蒋浩泉,张儒清,郭嘉丰,范意兴,程学旗. 图卷积网络与自注意机制在文本分类任务上的对比分析[J]. 中文信息学报, 2021, 35(12): 84-93.
JIANG Haoquan, ZHANG Ruqing, GUO Jiafeng, FAN Yixing, CHENG Xueqi. A Comparative Study of Graph Convolutional Networks and Self-Attention Mechanism on Text Classification. , 2021, 35(12): 84-93.

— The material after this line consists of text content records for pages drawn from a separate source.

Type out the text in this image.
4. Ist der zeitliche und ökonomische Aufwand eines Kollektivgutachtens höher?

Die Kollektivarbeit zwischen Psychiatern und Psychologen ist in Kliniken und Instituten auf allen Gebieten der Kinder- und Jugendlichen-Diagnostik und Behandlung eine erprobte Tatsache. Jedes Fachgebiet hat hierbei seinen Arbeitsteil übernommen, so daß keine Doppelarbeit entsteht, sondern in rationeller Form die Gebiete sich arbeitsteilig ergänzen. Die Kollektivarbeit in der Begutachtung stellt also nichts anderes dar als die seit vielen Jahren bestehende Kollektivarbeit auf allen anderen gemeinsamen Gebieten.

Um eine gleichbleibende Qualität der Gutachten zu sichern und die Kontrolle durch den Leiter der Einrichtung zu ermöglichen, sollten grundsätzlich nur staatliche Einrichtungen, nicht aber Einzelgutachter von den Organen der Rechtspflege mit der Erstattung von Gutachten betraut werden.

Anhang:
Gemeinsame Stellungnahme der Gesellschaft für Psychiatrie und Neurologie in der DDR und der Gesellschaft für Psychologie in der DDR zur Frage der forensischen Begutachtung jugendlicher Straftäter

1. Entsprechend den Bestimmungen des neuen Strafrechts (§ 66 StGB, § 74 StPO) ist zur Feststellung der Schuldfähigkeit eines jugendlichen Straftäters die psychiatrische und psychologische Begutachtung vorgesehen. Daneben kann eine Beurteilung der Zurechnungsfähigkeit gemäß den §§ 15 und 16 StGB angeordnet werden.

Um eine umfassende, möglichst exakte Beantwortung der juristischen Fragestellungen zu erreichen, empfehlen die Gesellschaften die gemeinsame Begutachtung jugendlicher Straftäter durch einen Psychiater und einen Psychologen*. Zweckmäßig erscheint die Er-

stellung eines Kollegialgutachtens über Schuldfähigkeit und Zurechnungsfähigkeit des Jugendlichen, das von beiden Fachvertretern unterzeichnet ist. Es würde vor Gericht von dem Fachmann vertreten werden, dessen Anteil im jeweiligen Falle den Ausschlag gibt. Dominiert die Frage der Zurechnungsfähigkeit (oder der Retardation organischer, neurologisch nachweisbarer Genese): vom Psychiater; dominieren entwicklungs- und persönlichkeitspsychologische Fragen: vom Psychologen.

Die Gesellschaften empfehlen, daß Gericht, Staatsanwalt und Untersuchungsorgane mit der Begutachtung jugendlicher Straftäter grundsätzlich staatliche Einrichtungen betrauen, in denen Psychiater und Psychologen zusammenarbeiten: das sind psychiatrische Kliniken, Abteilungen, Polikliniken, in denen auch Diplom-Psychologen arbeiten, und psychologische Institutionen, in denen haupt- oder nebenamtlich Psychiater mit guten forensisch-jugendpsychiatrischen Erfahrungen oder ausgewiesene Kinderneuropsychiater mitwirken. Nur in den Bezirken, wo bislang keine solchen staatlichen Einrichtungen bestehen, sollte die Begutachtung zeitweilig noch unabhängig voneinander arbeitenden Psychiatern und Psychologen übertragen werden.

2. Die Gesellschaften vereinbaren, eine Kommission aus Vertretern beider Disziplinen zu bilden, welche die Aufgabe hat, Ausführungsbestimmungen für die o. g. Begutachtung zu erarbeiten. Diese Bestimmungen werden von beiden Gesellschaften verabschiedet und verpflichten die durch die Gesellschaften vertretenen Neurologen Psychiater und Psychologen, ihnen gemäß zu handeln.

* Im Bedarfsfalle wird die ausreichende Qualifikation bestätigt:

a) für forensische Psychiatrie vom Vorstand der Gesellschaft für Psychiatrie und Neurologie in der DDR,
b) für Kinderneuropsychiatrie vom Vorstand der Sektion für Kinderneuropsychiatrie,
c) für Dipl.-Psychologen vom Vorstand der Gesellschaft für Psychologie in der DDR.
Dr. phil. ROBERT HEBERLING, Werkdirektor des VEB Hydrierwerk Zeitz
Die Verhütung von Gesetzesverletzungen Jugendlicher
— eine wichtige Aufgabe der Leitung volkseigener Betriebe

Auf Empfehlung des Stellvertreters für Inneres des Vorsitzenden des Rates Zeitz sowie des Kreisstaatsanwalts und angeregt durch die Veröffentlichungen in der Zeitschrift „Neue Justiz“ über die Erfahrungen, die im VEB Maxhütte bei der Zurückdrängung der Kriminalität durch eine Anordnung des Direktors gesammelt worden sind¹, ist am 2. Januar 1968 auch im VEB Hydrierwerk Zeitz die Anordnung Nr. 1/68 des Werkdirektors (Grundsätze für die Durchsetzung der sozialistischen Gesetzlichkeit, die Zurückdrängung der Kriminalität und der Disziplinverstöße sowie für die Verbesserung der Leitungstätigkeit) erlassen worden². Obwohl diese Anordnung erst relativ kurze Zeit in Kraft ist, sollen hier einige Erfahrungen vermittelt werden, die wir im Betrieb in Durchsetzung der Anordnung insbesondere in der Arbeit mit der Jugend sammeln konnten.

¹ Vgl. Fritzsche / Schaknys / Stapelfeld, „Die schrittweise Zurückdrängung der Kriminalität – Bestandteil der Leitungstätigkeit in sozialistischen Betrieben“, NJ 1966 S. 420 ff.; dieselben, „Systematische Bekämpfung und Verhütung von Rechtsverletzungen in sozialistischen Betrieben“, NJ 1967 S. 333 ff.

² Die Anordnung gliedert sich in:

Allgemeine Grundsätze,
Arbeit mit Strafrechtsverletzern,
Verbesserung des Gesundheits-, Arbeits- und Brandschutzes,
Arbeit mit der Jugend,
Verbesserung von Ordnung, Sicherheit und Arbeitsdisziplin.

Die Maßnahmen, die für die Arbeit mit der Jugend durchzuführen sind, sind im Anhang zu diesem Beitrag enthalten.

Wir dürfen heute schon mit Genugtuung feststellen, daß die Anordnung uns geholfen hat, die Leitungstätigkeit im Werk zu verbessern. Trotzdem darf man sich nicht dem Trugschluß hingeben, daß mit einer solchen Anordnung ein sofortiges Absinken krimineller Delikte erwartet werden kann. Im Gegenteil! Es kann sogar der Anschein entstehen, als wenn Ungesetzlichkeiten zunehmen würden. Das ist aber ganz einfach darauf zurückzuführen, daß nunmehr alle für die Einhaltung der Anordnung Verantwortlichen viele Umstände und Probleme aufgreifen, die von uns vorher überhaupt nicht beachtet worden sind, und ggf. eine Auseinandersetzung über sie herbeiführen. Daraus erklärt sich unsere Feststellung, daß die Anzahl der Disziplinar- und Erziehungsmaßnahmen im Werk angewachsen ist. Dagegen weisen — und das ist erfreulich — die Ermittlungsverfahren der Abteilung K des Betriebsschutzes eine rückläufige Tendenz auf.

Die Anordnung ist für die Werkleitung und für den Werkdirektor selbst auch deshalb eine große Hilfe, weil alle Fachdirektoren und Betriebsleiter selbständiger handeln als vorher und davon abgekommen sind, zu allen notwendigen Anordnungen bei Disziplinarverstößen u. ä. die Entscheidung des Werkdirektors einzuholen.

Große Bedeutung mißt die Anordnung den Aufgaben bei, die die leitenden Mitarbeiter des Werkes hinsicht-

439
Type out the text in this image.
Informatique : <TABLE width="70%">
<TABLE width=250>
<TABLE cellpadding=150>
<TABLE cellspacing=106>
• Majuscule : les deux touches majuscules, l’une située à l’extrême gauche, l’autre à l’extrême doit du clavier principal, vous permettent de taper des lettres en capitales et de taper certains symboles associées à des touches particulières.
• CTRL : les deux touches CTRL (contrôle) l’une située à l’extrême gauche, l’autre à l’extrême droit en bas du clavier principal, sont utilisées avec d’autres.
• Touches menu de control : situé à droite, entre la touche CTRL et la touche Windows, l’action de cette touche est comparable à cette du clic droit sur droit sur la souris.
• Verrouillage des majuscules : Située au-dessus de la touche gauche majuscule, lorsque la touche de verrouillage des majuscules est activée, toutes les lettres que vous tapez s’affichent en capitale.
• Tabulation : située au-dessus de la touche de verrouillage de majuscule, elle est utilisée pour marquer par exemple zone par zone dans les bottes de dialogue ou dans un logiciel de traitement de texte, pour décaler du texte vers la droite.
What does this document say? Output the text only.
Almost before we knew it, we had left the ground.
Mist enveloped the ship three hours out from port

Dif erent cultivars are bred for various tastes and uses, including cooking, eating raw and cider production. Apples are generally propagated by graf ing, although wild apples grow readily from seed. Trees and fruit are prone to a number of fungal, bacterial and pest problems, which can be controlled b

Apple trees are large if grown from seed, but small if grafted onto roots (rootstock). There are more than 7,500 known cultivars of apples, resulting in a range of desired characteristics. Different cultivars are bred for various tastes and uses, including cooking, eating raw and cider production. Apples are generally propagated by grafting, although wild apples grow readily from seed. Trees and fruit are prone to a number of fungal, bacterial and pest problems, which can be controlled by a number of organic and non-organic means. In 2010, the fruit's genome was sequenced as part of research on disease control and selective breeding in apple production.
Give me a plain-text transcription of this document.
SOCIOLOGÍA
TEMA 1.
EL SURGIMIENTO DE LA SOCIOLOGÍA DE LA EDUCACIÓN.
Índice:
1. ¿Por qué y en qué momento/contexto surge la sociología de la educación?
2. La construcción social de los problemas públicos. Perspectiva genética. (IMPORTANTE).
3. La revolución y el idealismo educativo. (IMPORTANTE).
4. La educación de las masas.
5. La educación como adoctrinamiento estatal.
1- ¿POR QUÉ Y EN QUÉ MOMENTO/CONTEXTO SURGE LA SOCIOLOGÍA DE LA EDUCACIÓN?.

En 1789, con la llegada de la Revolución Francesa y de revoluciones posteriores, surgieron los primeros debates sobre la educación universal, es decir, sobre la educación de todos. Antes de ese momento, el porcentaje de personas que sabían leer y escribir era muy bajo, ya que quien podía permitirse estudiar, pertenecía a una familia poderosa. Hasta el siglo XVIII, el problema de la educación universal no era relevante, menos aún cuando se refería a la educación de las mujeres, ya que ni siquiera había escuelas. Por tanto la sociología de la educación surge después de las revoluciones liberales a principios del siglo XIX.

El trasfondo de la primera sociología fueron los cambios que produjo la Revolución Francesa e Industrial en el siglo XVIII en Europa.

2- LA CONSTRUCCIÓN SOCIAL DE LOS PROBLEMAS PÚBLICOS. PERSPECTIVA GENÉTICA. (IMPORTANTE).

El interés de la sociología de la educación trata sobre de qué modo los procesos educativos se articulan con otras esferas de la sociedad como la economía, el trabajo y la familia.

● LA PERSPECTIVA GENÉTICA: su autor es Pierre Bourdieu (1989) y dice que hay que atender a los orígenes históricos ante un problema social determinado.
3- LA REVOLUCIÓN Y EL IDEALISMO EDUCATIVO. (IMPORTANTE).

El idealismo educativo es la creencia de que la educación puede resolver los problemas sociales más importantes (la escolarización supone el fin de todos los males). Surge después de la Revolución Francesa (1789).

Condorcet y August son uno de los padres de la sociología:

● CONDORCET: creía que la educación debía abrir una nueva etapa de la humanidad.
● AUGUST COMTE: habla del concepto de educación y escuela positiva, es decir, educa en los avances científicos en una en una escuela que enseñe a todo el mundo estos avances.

A Comparative Study of Graph Convolutional Networks and Self-Attention Mechanism on Text Classification
JIANG Haoquan1,2, ZHANG Ruqing1,2, GUO Jiafeng1,2, FAN Yixing1,2, CHENG Xueqi1,2
1. Key Laboratory of Network Data Science and Technology, Institute of Computing Technology, Chinese Academy of Sciences, Beijing 100190, China;
2. University of Chinese Academy of Sciences, Beijing 100049, China
Abstract:Graph Convolutional Networks has drawn much attention recently, and the self-attention mechanism has been widely applied as the core of the Transformer and many pre-trained models. We disclose that the selfattention mechanism can be seen as a generalization of Graph Convolutional Networks, in that it takes all input samples as nodes and then constructs a directed fully connected graph with learnable edge weights for convolution. Experiments show that the selfattention mechanism achieves better text classification accuracy than many state of the art Graph Convolutional Networks. Meanwhile, the performance gap of classification widens as the data size increases. These show that the self-attention mechanism is more expressive, and may surpass Graph Convolutional Networks with potential performance improvements on the task of text classification.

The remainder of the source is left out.